COVID-19 could kill between 1,200 and 9,000 by end of month, Quebec public health officials warn

Public health experts with the Quebec government are projecting between 1,200 and 9,000 people could die of COVID-19 by the end of the month, although they also believe the current trajectory for mortalities is toward the lower end of that range.

The forecasting models were released Tuesday amid public pressure on political leaders, both in Canada and abroad, to be transparent about why drastic isolation and physical-distancing measures are necessary.

Quebec outlined two scenarios about what could happen by April 30.

One is optimistic: it projects 29,212 confirmed cases, with as many as 1,404 people in hospital at once and 1,263 deaths.

The other scenario is pessimistic: 59,845 confirmed cases, with as many as 3,208 people hospitalized at one time and 8,860 deaths. In this scenario, Quebec would not have enough beds in intensive care units to treat the more severe cases. 

In both scenarios. Quebec health officials project COVID-19 cases will peak on April 18

So far, 150 deaths in Quebec have been attributed to COVID-19, slightly higher than what is projected by the optimistic forecast. There are now 583 people in hospital, slightly lower than the optimistic forecast.

(Helene Simard/CBC)

Quick action spared Quebec the worst, adviser says

Richard Massé, a senior public health adviser to the government who presented the projections, said because the government took swift action at the outset of the crisis, the real figures are unlikely to approach the worst-case scenario.

Most countries around the world have taken broadly similar physical-distancing measures, he said. Quebec, though, moved to put them in place soon after the first cases were detected. 

Quebec’s public health authorities predict between 1,263 and 8,830 people could die of complications from the novel coronavirus in Quebec before the end of April. (Radio-Canada)

“When there is a delay in implementing measures, the situation is painful,” said Massé, using Italy as an example. “We had the vision and capacity to act sooner here.”  

Legault was not present for the release of the projections, but in his daily briefing earlier Tuesday, the premier suggested he wanted Quebecers to interpret the numbers with stoicism.

“I don’t want people to be alarmed by the pessimistic scenario,” he said. “Obviously, when you see the number of deaths projected, that can appear worrying.”

Horacio Arruda, the province’s top public health official, also said earlier today that Quebec is “closer to the optimistic scenario than the pessimistic one.”

Arruda said April will be a critical month for determining whether that remains true.

Quebec compared to European countries

Public health officials in Quebec had been reluctant to release projections, citing the huge amount of uncertainty involved in the calculations. Premier François Legault, however, insisted they be made public.

What was released, in the end, was a simple projection based on what happened in European countries with similar health-care systems after they surpassed 10 cases.

(Helene Simard/CBC)

The pessimistic scenarios were drawn from the experience of Italy and Spain. More than 17,000 and 13,000 people have died in those two countries, respectively. Germany and Portugal served as models for the optimistic scenario.

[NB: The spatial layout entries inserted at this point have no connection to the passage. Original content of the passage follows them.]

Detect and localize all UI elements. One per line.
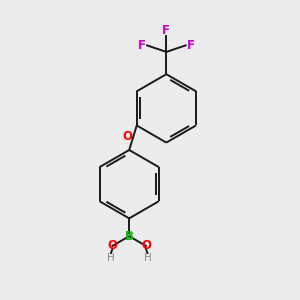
Text: O: O xyxy=(107,239,118,252)
Text: B: B xyxy=(125,230,134,243)
Text: H: H xyxy=(143,253,151,263)
Text: F: F xyxy=(187,39,195,52)
Text: O: O xyxy=(123,130,133,143)
Text: F: F xyxy=(138,39,146,52)
Text: H: H xyxy=(107,253,115,263)
Text: O: O xyxy=(141,239,151,252)
Text: F: F xyxy=(162,24,170,37)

The value of the projections, said Massé, is in giving the government an indication of how many hospital beds and, critically, intensive care beds, will be needed when the greatest number of people are ill with COVID-19.

Some medical professionals were disappointed Quebec didn’t provide a more sophisticated model that included estimates of asymptomatic transmission or the virus’s presence in the general population.

Cécile Tremblay, an infectious disease specialist at the Centre hospitalier de l’Université de Montréal, said the projections nevertheless demonstrate that Quebec is still more than a week away from hitting its peak number of new cases.  

“That should give us pause in terms of those people who want to relax the precautions. We’re still in the in the midst of this epidemic, and we’re not yet there in terms of thinking of the plateauing and eventually, coming down,” Tremblay said. 

Over the weekend, Legault extended the closure of non-essential business in the province until May 4.

Massé said it is still too early to determine whether that is a realistic date by which the government might begin relaxing physical-distancing measures.

“We have to move forward carefully,” he said. “We’re looking at how and when to do it so that we protect people and make sure the curve doesn’t increase again.”